宿雪端起莲子羹,喝了一口。莲子羹炖得很烂,甜度刚好,是青禾的手艺。
“随便。”她说,“他做什么我吃什么。”
青禾笑着出去了。
宿雪靠在窗边,看着院子里的皇帝。
夕阳很好,金红色的光铺满了整个院子,把皇帝的影子拉得很长。他站在画眉鸟的笼子前面,手里拿着一点食物,在逗鸟。画眉鸟跳来跳去,叽叽喳喳地叫。
她想起沈青衣走的那天,也是这样的夕阳。
“我选错了。”
她想起这句话,心里没有恨,没有怨,只有一种淡淡的、说不清的感觉。
有些人,错过了就是错过了。有些事,过去了就是过去了。
她低下头,摸了摸抽屉里的那根铜簪。
然后站起来,走到院子里。
“皇上。”她叫了一声。
皇帝转过身,笑着看她:“怎么了?”
“没什么。
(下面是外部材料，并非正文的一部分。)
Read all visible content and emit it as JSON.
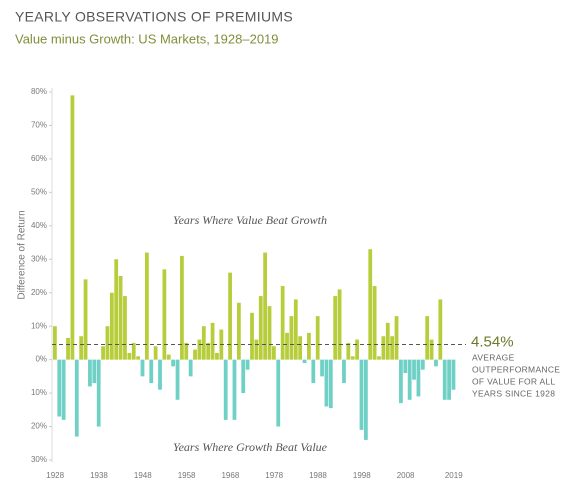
{
  "chart_data": {
    "type": "bar",
    "title": "YEARLY OBSERVATIONS OF PREMIUMS",
    "subtitle": "Value minus Growth: US Markets, 1928–2019",
    "y_label": "Difference of Return",
    "annotations": [
      "Years Where Value Beat Growth",
      "Years Where Growth Beat Value"
    ],
    "reference": {
      "value": 4.54,
      "label": "4.54%",
      "note": [
        "AVERAGE",
        "OUTPERFORMANCE",
        "OF VALUE FOR ALL",
        "YEARS SINCE 1928"
      ]
    },
    "categories": [
      "1928",
      null,
      null,
      null,
      null,
      null,
      null,
      null,
      null,
      null,
      "1938",
      null,
      null,
      null,
      null,
      null,
      null,
      null,
      null,
      null,
      "1948",
      null,
      null,
      null,
      null,
      null,
      null,
      null,
      null,
      null,
      "1958",
      null,
      null,
      null,
      null,
      null,
      null,
      null,
      null,
      null,
      "1968",
      null,
      null,
      null,
      null,
      null,
      null,
      null,
      null,
      null,
      "1978",
      null,
      null,
      null,
      null,
      null,
      null,
      null,
      null,
      null,
      "1988",
      null,
      null,
      null,
      null,
      null,
      null,
      null,
      null,
      null,
      "1998",
      null,
      null,
      null,
      null,
      null,
      null,
      null,
      null,
      null,
      "2008",
      null,
      null,
      null,
      null,
      null,
      null,
      null,
      null,
      null,
      null,
      "2019"
    ],
    "values": [
      10,
      -17,
      -18,
      6.5,
      79,
      -23,
      7,
      24,
      -8,
      -7,
      -20,
      4,
      10,
      20,
      30,
      25,
      19,
      2,
      5,
      1,
      -5,
      32,
      -7,
      4,
      -9,
      27,
      1.5,
      -2,
      -12,
      31,
      5,
      -5,
      3,
      6,
      10,
      5,
      11,
      2,
      9,
      -18,
      26,
      -18,
      17,
      -10,
      -3,
      14,
      6,
      19,
      32,
      16,
      4,
      -20,
      22,
      8,
      13,
      18,
      7,
      -1,
      8,
      -7,
      13,
      -5,
      -14,
      -14.5,
      19,
      21,
      -7,
      5,
      1,
      6,
      -21,
      -24,
      33,
      22,
      1,
      7,
      11,
      7,
      13,
      -13,
      -4,
      -12,
      -6,
      -11,
      -3,
      13,
      6,
      -2,
      18,
      -12,
      -12,
      -9
    ],
    "color_positive": "#b7cd3c",
    "color_negative": "#6fd0c6",
    "ylim": [
      -30,
      80
    ],
    "yticks": [
      {
        "value": 80,
        "label": "80%"
      },
      {
        "value": 70,
        "label": "70%"
      },
      {
        "value": 60,
        "label": "60%"
      },
      {
        "value": 50,
        "label": "50%"
      },
      {
        "value": 40,
        "label": "40%"
      },
      {
        "value": 30,
        "label": "30%"
      },
      {
        "value": 20,
        "label": "20%"
      },
      {
        "value": 10,
        "label": "10%"
      },
      {
        "value": 0,
        "label": "0%"
      },
      {
        "value": -10,
        "label": "10%"
      },
      {
        "value": -20,
        "label": "20%"
      },
      {
        "value": -30,
        "label": "30%"
      }
    ]
  }
}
”宿雪走过去,站在他身边,“就是想叫叫你。”
皇帝伸手,揽住她的肩膀。
两个人站在夕阳里,影子交叠在一起,拉得很长很长。
画眉鸟又叫了一声:“皇后万福。”
皇帝笑了,宿雪也笑了。
远处,偌大的宫墙外面,传来钟声。沉沉的,一声一声的,从皇城的方向推过来,穿过层层叠叠的屋顶,落在坤宁宫的院子里,震得树叶沙沙响。
阳光洒在了地面。
新的一天要结束了。
新的明天,又要开始了。
(全文完)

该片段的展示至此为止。